Classic Visual Feature Descriptors
We always aim to find feature descriptors that are invariant to luminance, scaling, translation, and rotation, allowing for better performance in tasks such as feature matching and bundle adjustment.
"We wish to identify locations in image scale space that are invariant with respect to image translation, scaling, and rotation, and are minimally affected by noise and small distortions." (Lowe, 1999, p. 2)
However, experiments show that different visual descriptors tend to have similar rates of outliers in feature matching, and the precision differences brought by the application of different feature descriptors in Visual SLAM are negligible.

The results of the experiments prompt us to ponder, what kind of descriptor do we truly need? This question is also the motivation behind writing this blog, which reviews classic visual and point cloud descriptors.
SIFT: Scale-invariant Feature Transform
Scale invariance is mainly ensured by the introduction of convolution kernels of varying sizes during feature detection, which will not be discussed here. How, then, is rotation invariance achieved?
Firstly, during detection, the magnitude and direction of the gradient for each pixel are pre-calculated.
Next, according to the gradient direction of the pixels, the product of the gradient magnitudes is added to the histogram with weights based on the normal distribution probability of the distance from the center point. The direction in the histogram that corresponds to the interval from the maximum value to the 80% of maximum value is identified as the orientation of the feature point (if there are multiple candidate directions within this interval, then multiple feature points with the same other attributes are created and assigned these directions).

"First the image gradient magnitudes and orientations are sampled around the keypoint location, using the scale of the keypoint to select the level of Gaussian blur for the image. In order to achieve orientation invariance, the coordinates of the descriptor and the gradient orientations are rotated relative to the keypoint orientation." (Lowe, 2004, p. 15)
To pursue rotation invariance, all gradients are rotated so that the main gradient (the one with the longest magnitude) points upward. At the same time, to avoid errors caused by luminance changes, gradient magnitudes that exceed a certain threshold are clipped and then normalized.

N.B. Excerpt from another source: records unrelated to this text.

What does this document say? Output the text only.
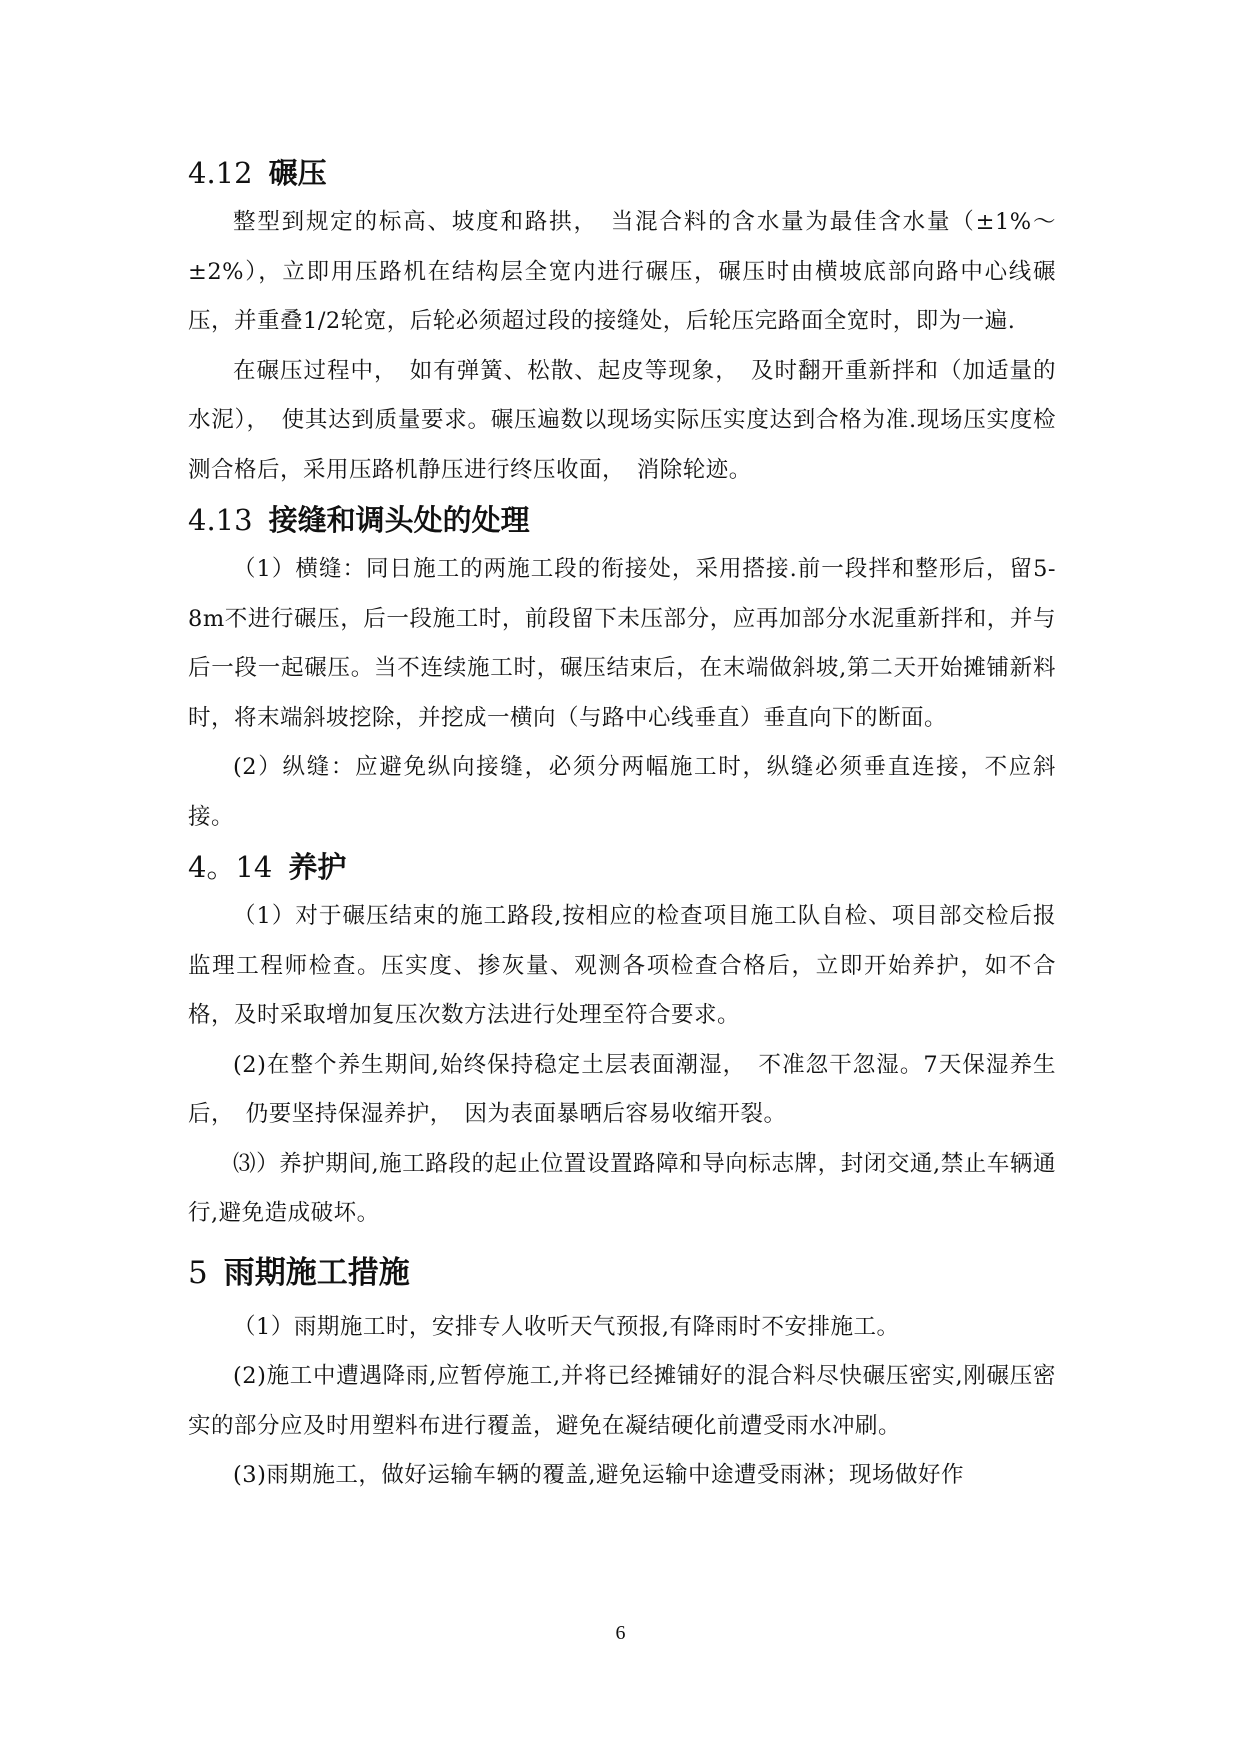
4.12 碾压

整型到规定的标高、坡度和路拱，　当混合料的含水量为最佳含水量（±1%～±2%），立即用压路机在结构层全宽内进行碾压，碾压时由横坡底部向路中心线碾压，并重叠1/2轮宽，后轮必须超过段的接缝处，后轮压完路面全宽时，即为一遍.

在碾压过程中，　如有弹簧、松散、起皮等现象，　及时翻开重新拌和（加适量的水泥），　使其达到质量要求。碾压遍数以现场实际压实度达到合格为准.现场压实度检测合格后，采用压路机静压进行终压收面，　消除轮迹。

4.13 接缝和调头处的处理

（1）横缝：同日施工的两施工段的衔接处，采用搭接.前一段拌和整形后，留5-8m不进行碾压，后一段施工时，前段留下未压部分，应再加部分水泥重新拌和，并与后一段一起碾压。当不连续施工时，碾压结束后，在末端做斜坡,第二天开始摊铺新料时，将末端斜坡挖除，并挖成一横向（与路中心线垂直）垂直向下的断面。

(2）纵缝：应避免纵向接缝，必须分两幅施工时，纵缝必须垂直连接，不应斜接。

4。14 养护

（1）对于碾压结束的施工路段,按相应的检查项目施工队自检、项目部交检后报监理工程师检查。压实度、掺灰量、观测各项检查合格后，立即开始养护，如不合格，及时采取增加复压次数方法进行处理至符合要求。

(2)在整个养生期间,始终保持稳定土层表面潮湿，　不准忽干忽湿。7天保湿养生后，　仍要坚持保湿养护，　因为表面暴晒后容易收缩开裂。

⑶）养护期间,施工路段的起止位置设置路障和导向标志牌，封闭交通,禁止车辆通行,避免造成破坏。

5 雨期施工措施

（1）雨期施工时，安排专人收听天气预报,有降雨时不安排施工。

(2)施工中遭遇降雨,应暂停施工,并将已经摊铺好的混合料尽快碾压密实,刚碾压密实的部分应及时用塑料布进行覆盖，避免在凝结硬化前遭受雨水冲刷。

(3)雨期施工，做好运输车辆的覆盖,避免运输中途遭受雨淋；现场做好作

6
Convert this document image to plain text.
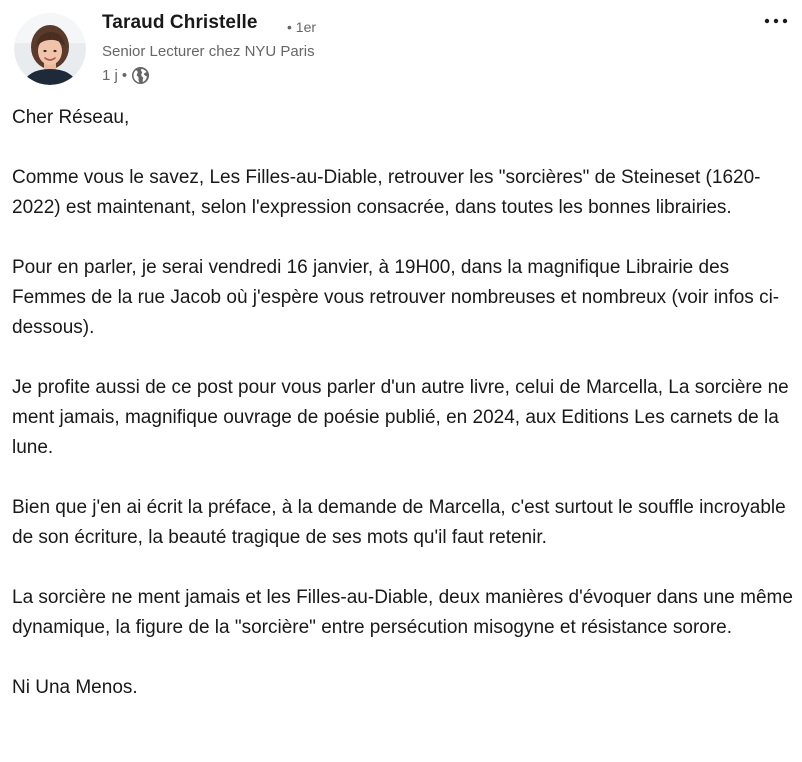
Taraud Christelle • 1er
Senior Lecturer chez NYU Paris
1 j •

Cher Réseau,

Comme vous le savez, Les Filles-au-Diable, retrouver les "sorcières" de Steineset (1620-2022) est maintenant, selon l'expression consacrée, dans toutes les bonnes librairies.

Pour en parler, je serai vendredi 16 janvier, à 19H00, dans la magnifique Librairie des Femmes de la rue Jacob où j'espère vous retrouver nombreuses et nombreux (voir infos ci-dessous).

Je profite aussi de ce post pour vous parler d'un autre livre, celui de Marcella, La sorcière ne ment jamais, magnifique ouvrage de poésie publié, en 2024, aux Editions Les carnets de la lune.

Bien que j'en ai écrit la préface, à la demande de Marcella, c'est surtout le souffle incroyable de son écriture, la beauté tragique de ses mots qu'il faut retenir.

La sorcière ne ment jamais et les Filles-au-Diable, deux manières d'évoquer dans une même dynamique, la figure de la "sorcière" entre persécution misogyne et résistance sorore.

Ni Una Menos.
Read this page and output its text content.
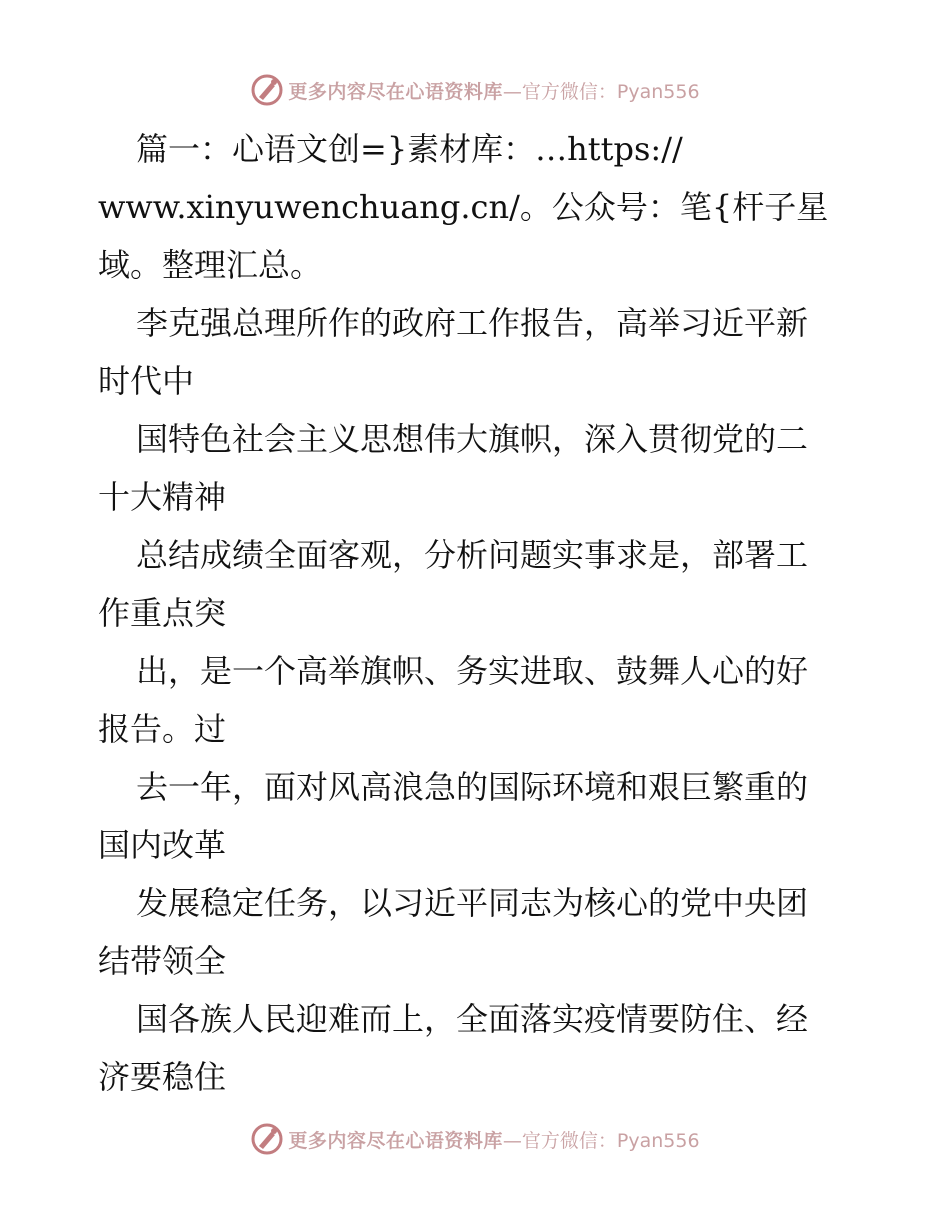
更多内容尽在心语资料库 —官方微信：Pyan556

篇一：心语文创=}素材库：…https://
www.xinyuwenchuang.cn/。公众号：笔{杆子星
域。整理汇总。

李克强总理所作的政府工作报告，高举习近平新
时代中

国特色社会主义思想伟大旗帜，深入贯彻党的二
十大精神

总结成绩全面客观，分析问题实事求是，部署工
作重点突

出，是一个高举旗帜、务实进取、鼓舞人心的好
报告。过

去一年，面对风高浪急的国际环境和艰巨繁重的
国内改革

发展稳定任务，以习近平同志为核心的党中央团
结带领全

国各族人民迎难而上，全面落实疫情要防住、经
济要稳住

更多内容尽在心语资料库 —官方微信：Pyan556
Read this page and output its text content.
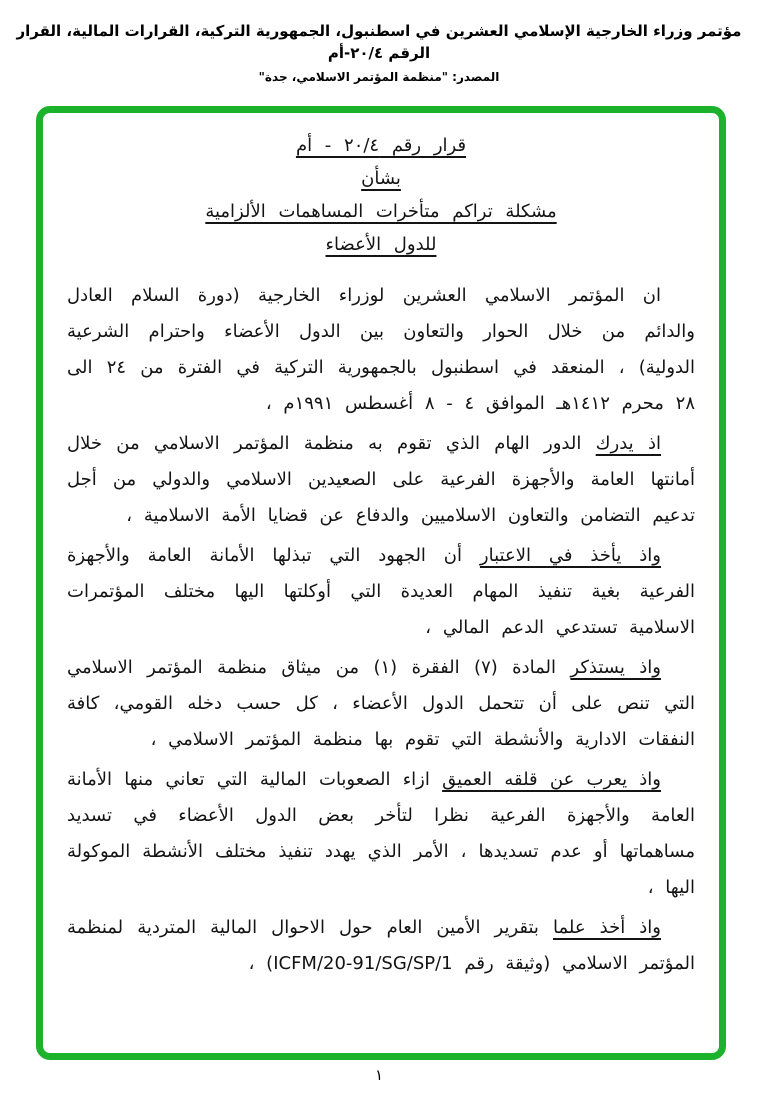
مؤتمر وزراء الخارجية الإسلامي العشرين في اسطنبول، الجمهورية التركية، القرارات المالية، القرار الرقم ٢٠/٤-أم
المصدر: "منظمة المؤتمر الاسلامي، جدة"
قرار رقم ٢٠/٤ - أم
بشأن
مشكلة تراكم متأخرات المساهمات الألزامية
للدول الأعضاء

ان المؤتمر الاسلامي العشرين لوزراء الخارجية (دورة السلام العادل والدائم من خلال الحوار والتعاون بين الدول الأعضاء واحترام الشرعية الدولية) ، المنعقد في اسطنبول بالجمهورية التركية في الفترة من ٢٤ الى ٢٨ محرم ١٤١٢هـ الموافق ٤ - ٨ أغسطس ١٩٩١م ،

اذ يدرك الدور الهام الذي تقوم به منظمة المؤتمر الاسلامي من خلال أمانتها العامة والأجهزة الفرعية على الصعيدين الاسلامي والدولي من أجل تدعيم التضامن والتعاون الاسلاميين والدفاع عن قضايا الأمة الاسلامية ،

واذ يأخذ في الاعتبار أن الجهود التي تبذلها الأمانة العامة والأجهزة الفرعية بغية تنفيذ المهام العديدة التي أوكلتها اليها مختلف المؤتمرات الاسلامية تستدعي الدعم المالي ،

واذ يستذكر المادة (٧) الفقرة (١) من ميثاق منظمة المؤتمر الاسلامي التي تنص على أن تتحمل الدول الأعضاء ، كل حسب دخله القومي، كافة النفقات الادارية والأنشطة التي تقوم بها منظمة المؤتمر الاسلامي ،

واذ يعرب عن قلقه العميق ازاء الصعوبات المالية التي تعاني منها الأمانة العامة والأجهزة الفرعية نظرا لتأخر بعض الدول الأعضاء في تسديد مساهماتها أو عدم تسديدها ، الأمر الذي يهدد تنفيذ مختلف الأنشطة الموكولة اليها ،

واذ أخذ علما بتقرير الأمين العام حول الاحوال المالية المتردية لمنظمة المؤتمر الاسلامي (وثيقة رقم ICFM/20-91/SG/SP/1) ،

١
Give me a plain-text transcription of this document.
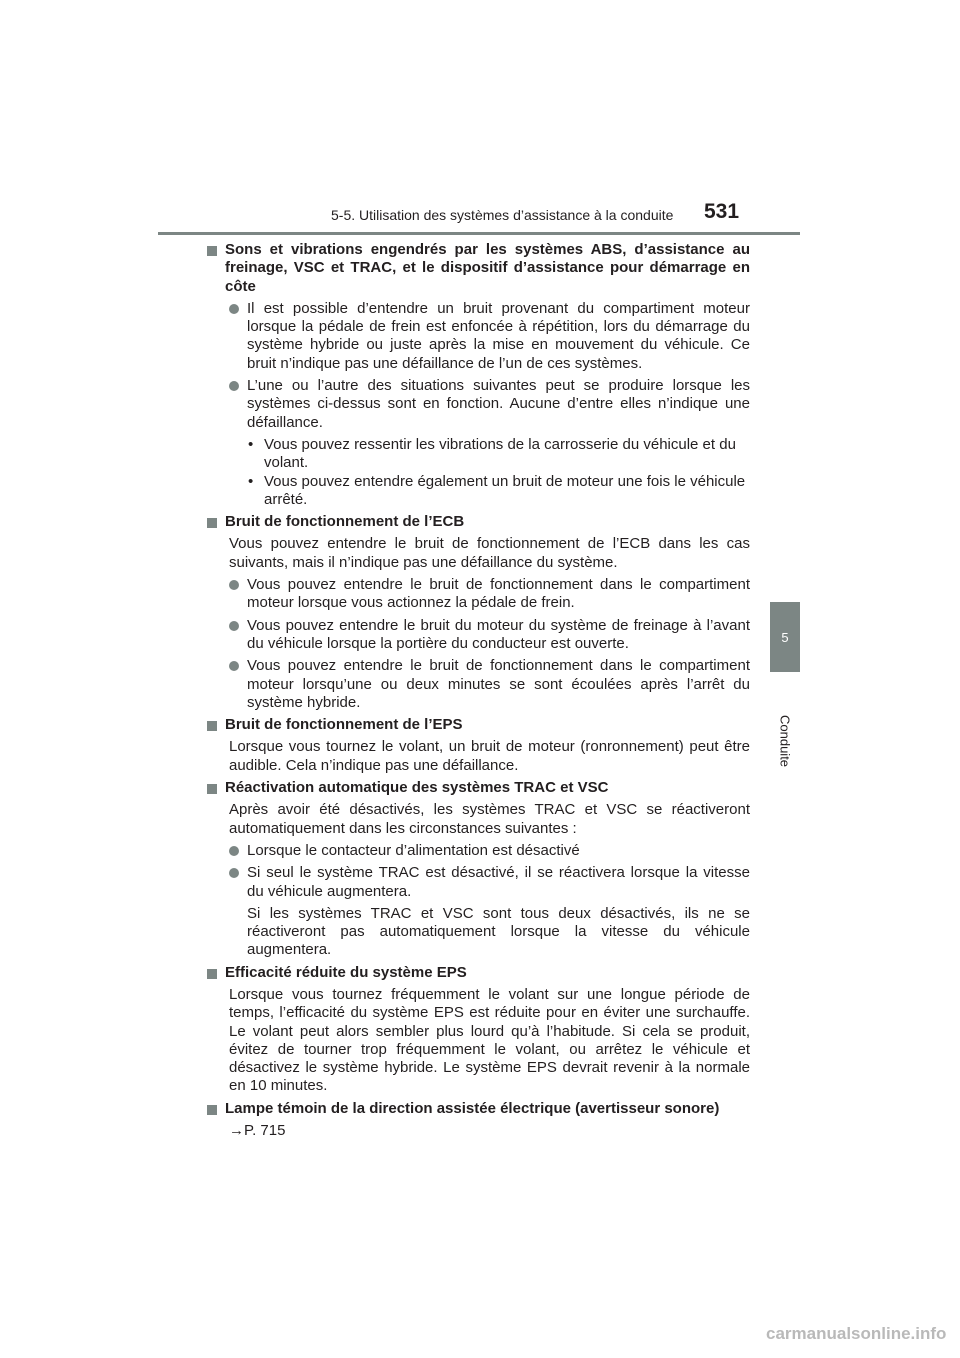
5-5. Utilisation des systèmes d’assistance à la conduite	531
5
Conduite
Sons et vibrations engendrés par les systèmes ABS, d’assistance au freinage, VSC et TRAC, et le dispositif d’assistance pour démarrage en côte
Il est possible d’entendre un bruit provenant du compartiment moteur lorsque la pédale de frein est enfoncée à répétition, lors du démarrage du système hybride ou juste après la mise en mouvement du véhicule. Ce bruit n’indique pas une défaillance de l’un de ces systèmes.
L’une ou l’autre des situations suivantes peut se produire lorsque les systèmes ci-dessus sont en fonction. Aucune d’entre elles n’indique une défaillance.
• Vous pouvez ressentir les vibrations de la carrosserie du véhicule et du volant.
• Vous pouvez entendre également un bruit de moteur une fois le véhicule arrêté.
Bruit de fonctionnement de l’ECB
Vous pouvez entendre le bruit de fonctionnement de l’ECB dans les cas suivants, mais il n’indique pas une défaillance du système.
Vous pouvez entendre le bruit de fonctionnement dans le compartiment moteur lorsque vous actionnez la pédale de frein.
Vous pouvez entendre le bruit du moteur du système de freinage à l’avant du véhicule lorsque la portière du conducteur est ouverte.
Vous pouvez entendre le bruit de fonctionnement dans le compartiment moteur lorsqu’une ou deux minutes se sont écoulées après l’arrêt du système hybride.
Bruit de fonctionnement de l’EPS
Lorsque vous tournez le volant, un bruit de moteur (ronronnement) peut être audible. Cela n’indique pas une défaillance.
Réactivation automatique des systèmes TRAC et VSC
Après avoir été désactivés, les systèmes TRAC et VSC se réactiveront automatiquement dans les circonstances suivantes :
Lorsque le contacteur d’alimentation est désactivé
Si seul le système TRAC est désactivé, il se réactivera lorsque la vitesse du véhicule augmentera.
Si les systèmes TRAC et VSC sont tous deux désactivés, ils ne se réactiveront pas automatiquement lorsque la vitesse du véhicule augmentera.
Efficacité réduite du système EPS
Lorsque vous tournez fréquemment le volant sur une longue période de temps, l’efficacité du système EPS est réduite pour en éviter une surchauffe. Le volant peut alors sembler plus lourd qu’à l’habitude. Si cela se produit, évitez de tourner trop fréquemment le volant, ou arrêtez le véhicule et désactivez le système hybride. Le système EPS devrait revenir à la normale en 10 minutes.
Lampe témoin de la direction assistée électrique (avertisseur sonore)
→P. 715
carmanualsonline.info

SURF: Speeded Up Robust Features
Compared to SIFT, which uses histograms to find the main orientation, SURF determines the main orientation of the feature point by calculating the Harr wavelet responses within a radius of

Around the feature point, a square box with a side length of

BRIEF: Binary Robust Independent Elementary Features
The idea behind BRIEF is very straightforward.
"Our approach is inspired by earlier work [9, 15] that showed that image patches could be effectively classified on the basis of a relatively small number of pairwise intensity comparisons." (Hutchison et al., 2010, p. 3)
Define the binary intensity comparison test as
The results of the binary intensity tests are combined in a predetermined order (which can be randomly selected like G I
, G II
, G III
, or systematically selected like G V
) to form an intensity code:

BRISK: Binary Robust Invariant Scalable Keypoints
BRISK basically continues the idea of binary intensity tests.

For
All point pairs constitute a set
The gradient of the feature points is given by the average gradient of the long-range point pairs:
Similarly, to pursue rotation invariance, all points are rotated around the feature point, and then a boolean descriptor is constructed from the short-range pairs based on binary intensity tests, similar to BRIEF.
Experimental Results
Several studies have evaluated the performance of different feature descriptors in Visual SLAM applications. Here we summarize some key findings:
Performance Evaluation of Visual SLAM Using Several Feature Extractors
In a study by Klippenstein and Zhang (2009), Harris, KLT, and SIFT were evaluated using average normalized error and accumulated uncertainty metrics:


The results showed that in most indoor scenarios, there were no significant differences in accumulated uncertainty among the three feature extractors. The average normalized error followed similar trends, with nearly identical performance. SIFT showed slightly better performance in terms of accumulated uncertainty, though the study did not include feature matching comparisons.
Evaluation of RGB-D SLAM System
Endres et al. (2012) conducted experiments on the FR1 dataset and found that:
- SIFT performed well but was computationally expensive
- ORB was computationally efficient and handled viewpoint changes well
- SURF required careful threshold adjustment to maintain an appropriate number of feature points
- Too few SURF features led to inaccurate motion estimation and failures
- Too many features slowed down matching and increased false positives

The study also revealed that when there were incorrect edges in the graph, the mapping results deteriorated. The authors suggested future improvements in keypoint matching strategies, such as adding feature dictionaries, pruning unmatched features, and directly using keypoints as landmarks for nonlinear optimization.
Comparison of Feature Descriptors for Visual SLAM
Hartmann et al. (2013) conducted experiments on both RGBD datasets and their own datasets, finding that:
- SIFT achieved the best performance but was the most computationally intensive
- BRIEF performed best among binary descriptors
- In most cases, the choice of descriptor had minimal impact on accuracy

These experimental results suggest that while different feature descriptors have their own characteristics, their impact on the overall performance of Visual SLAM systems might be less significant than initially thought. The choice of descriptor should be based on a balance between computational efficiency and the specific requirements of the application.